Let $a,b,c$ be real numbers such that $ab,bc,ca$ are rational numbers. Prove that there are integers $x,y,z$, not all of them are $0$, such that $ax+by+cz=0$.

## Solution

We divide the problem into three cases.

Case 1: At least one of $a,b,c$ equal zero

WLOG, let $a = 0$. Then $ax = 0$, no matter what integer $x$ is. We can set $y,z = 0$ and have a set $(x,0,0)$. This solution set works because not all of $x,y,z$ are equal to zero.

Similar reasoning can be used if all three variables are zero and if two of the three variables are zero.

Case 2: None of $a,b,c$ equal zero

Note that non-zero rational numbers are closed under multiplication or division. In other words, multiplying or dividing two rational numbers (unless when dividing by 0) will always result in a rational number.

Therefore, $\tfrac{ab}{ac} = \tfrac{b}{c}$ and $\tfrac{ab}{bc} = \tfrac{a}{c}$ are also rational numbers. In the original equation, dividing both sides by $c$ results in $\tfrac{ax}{c} + \tfrac{by}{c} + z = 0$.

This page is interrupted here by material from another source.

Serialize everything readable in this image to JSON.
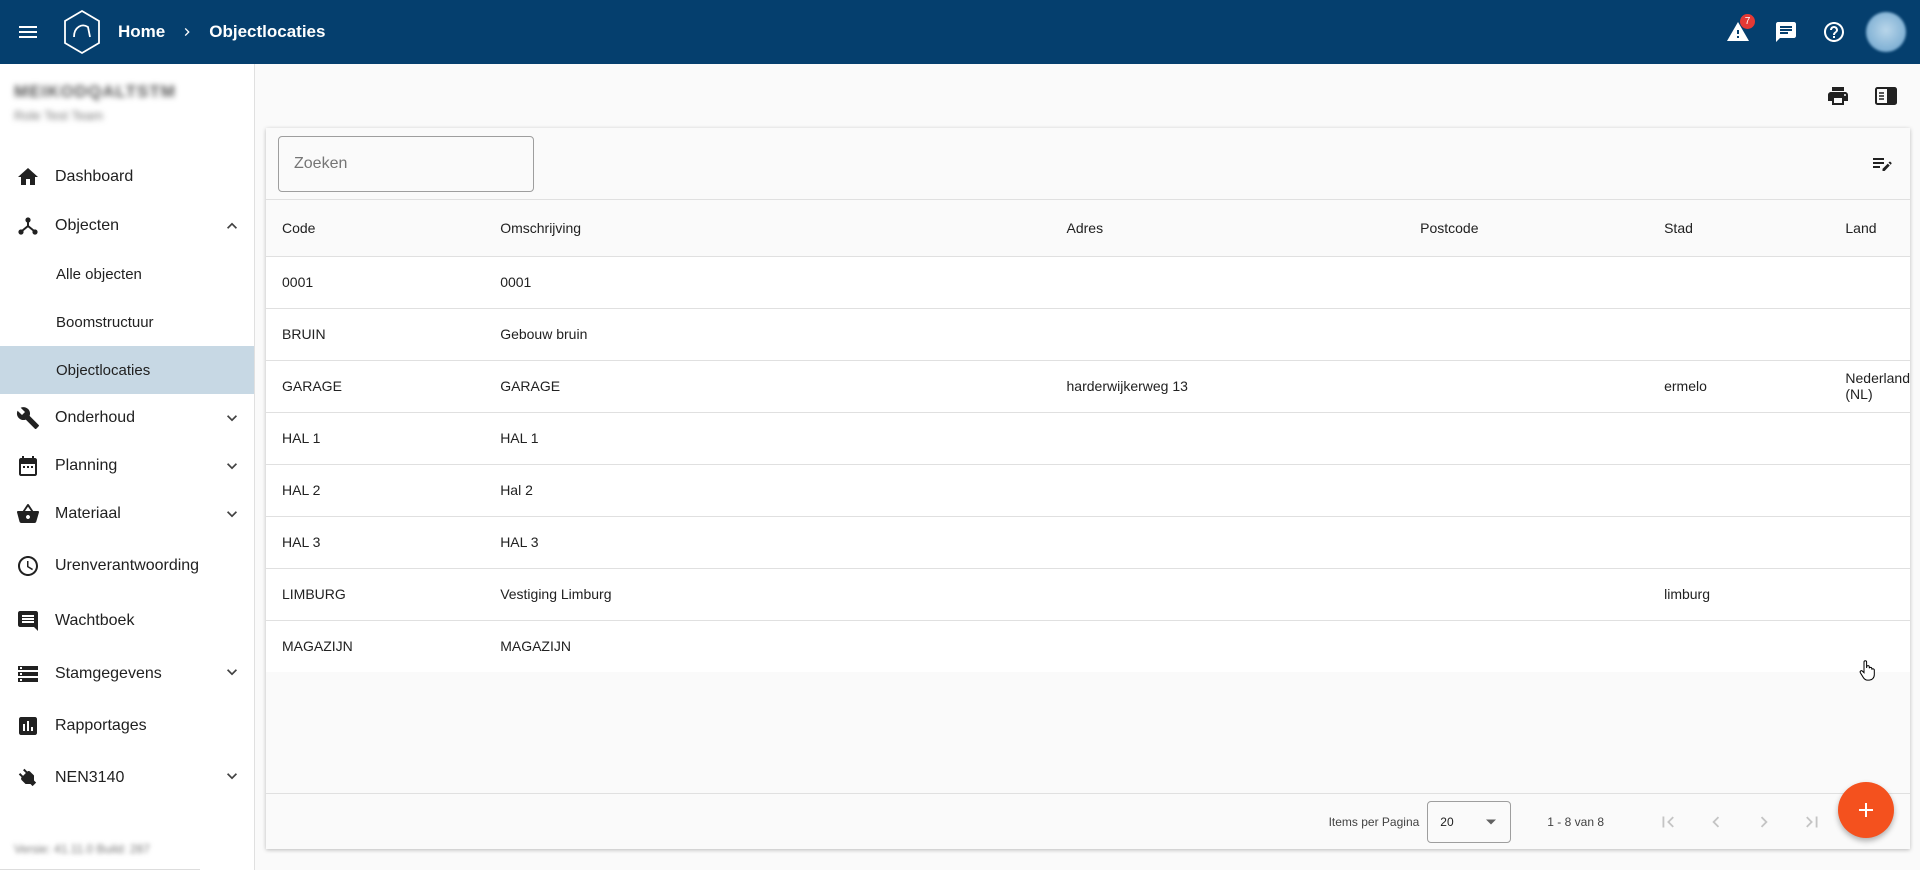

Since $\tfrac{a}{c}$ and $\tfrac{b}{c}$ are rational, let $\tfrac{a}{c} = \tfrac{m_1}{n_1}$ and $\tfrac{b}{c} = \tfrac{m_2}{n_2}$, where $m_1, m_2, n_1, n_2$ are integers. Therefore, we can let $x = n_1$ and $y = n_2$ to have $\tfrac{ax}{c} + \tfrac{by}{c}$ be an integer. Since addition and subtraction are closed under integers, $z$ would also be an integer, so there is an integral solution that satisfies the equation

Thus, in all two cases, there are solutions $(x,y,z)$ (where all of $x,y,z$ are integers) that satisfy the equation.